IW-Bench: Evaluating Large Multimodal Models for Converting Image-to-Web

✨Introduction

👋 Welcome, this is a benchmark for evaluating large language models for Converting Images to HTML Code. 😊 We welcome everyone to participate and contribute 🌟.

🛠Environment

We recommend using conda

conda create -n iwbench python=3.10
conda activate iwbench
pip install -r requirements.txt

# We use Chrome for HTML to image generation.
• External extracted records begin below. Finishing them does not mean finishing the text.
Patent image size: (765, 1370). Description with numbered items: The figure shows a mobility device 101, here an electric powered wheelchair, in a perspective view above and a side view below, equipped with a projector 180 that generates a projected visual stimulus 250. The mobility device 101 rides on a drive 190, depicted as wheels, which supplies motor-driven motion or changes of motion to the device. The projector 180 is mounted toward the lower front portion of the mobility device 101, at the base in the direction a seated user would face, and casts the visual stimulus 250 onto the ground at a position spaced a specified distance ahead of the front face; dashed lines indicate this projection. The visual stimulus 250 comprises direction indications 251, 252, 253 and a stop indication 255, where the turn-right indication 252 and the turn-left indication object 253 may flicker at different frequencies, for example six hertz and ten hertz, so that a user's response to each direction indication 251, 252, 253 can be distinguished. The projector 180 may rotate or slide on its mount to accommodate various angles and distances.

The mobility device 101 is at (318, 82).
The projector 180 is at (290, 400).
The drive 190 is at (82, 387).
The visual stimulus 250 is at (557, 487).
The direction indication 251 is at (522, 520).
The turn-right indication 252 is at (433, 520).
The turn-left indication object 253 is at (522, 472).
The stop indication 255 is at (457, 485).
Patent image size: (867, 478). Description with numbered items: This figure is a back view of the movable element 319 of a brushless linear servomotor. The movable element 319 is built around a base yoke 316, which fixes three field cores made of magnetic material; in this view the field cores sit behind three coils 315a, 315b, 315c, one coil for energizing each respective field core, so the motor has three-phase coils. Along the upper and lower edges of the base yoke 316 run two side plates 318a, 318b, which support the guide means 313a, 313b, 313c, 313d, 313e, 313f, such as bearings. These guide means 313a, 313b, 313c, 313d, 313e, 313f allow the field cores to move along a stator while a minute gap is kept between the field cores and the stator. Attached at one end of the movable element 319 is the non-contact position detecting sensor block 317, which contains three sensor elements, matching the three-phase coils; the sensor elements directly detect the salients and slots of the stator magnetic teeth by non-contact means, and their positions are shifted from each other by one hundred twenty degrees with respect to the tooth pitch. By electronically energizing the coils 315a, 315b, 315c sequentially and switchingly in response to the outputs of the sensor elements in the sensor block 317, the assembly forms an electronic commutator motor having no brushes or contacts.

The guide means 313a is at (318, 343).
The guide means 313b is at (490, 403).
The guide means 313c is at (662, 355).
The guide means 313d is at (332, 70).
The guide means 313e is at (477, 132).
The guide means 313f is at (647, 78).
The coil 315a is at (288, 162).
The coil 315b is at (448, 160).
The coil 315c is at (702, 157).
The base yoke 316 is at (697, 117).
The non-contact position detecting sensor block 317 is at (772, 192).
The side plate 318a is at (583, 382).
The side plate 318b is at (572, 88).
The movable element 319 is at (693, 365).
Please initialize Playwright before use.
# thie will download Chromium version.xxx.xxx.xxx
playwright install

🚨Dataset

Download the version V1 dataset from Google Drive(88.1MB) and place it in the "./dataset" directory.

📈Evaluation

Using your LMM, generate the corresponding HTML code based on the input images. For example, use the PNG files in the 'dataset' directory as input and save the generated results in a folder, in a format like 'code/baseline/dataset-llava-v1.5-13b-html' or 'code/baseline/dataset-websight-html'. The '.html' and '.htmlcoco' files should be generated from the corresponding PNG files in the 'dataset' directory.

cd code/
python benchmark.py --input_dir ./baseline/dataset-qwenvlchat-html

📊Result

Accuracy scores on our IW-bench. Element Accuracy is employed to gauge the comprehensiveness of elements, while Layout Accuracy is utilized to evaluate the effectiveness of webpage layout. These metrics are categorized into three difficulty levels: simple, medium, and complex. Each level is accompanied by corresponding scores and contributes to the final overall average score.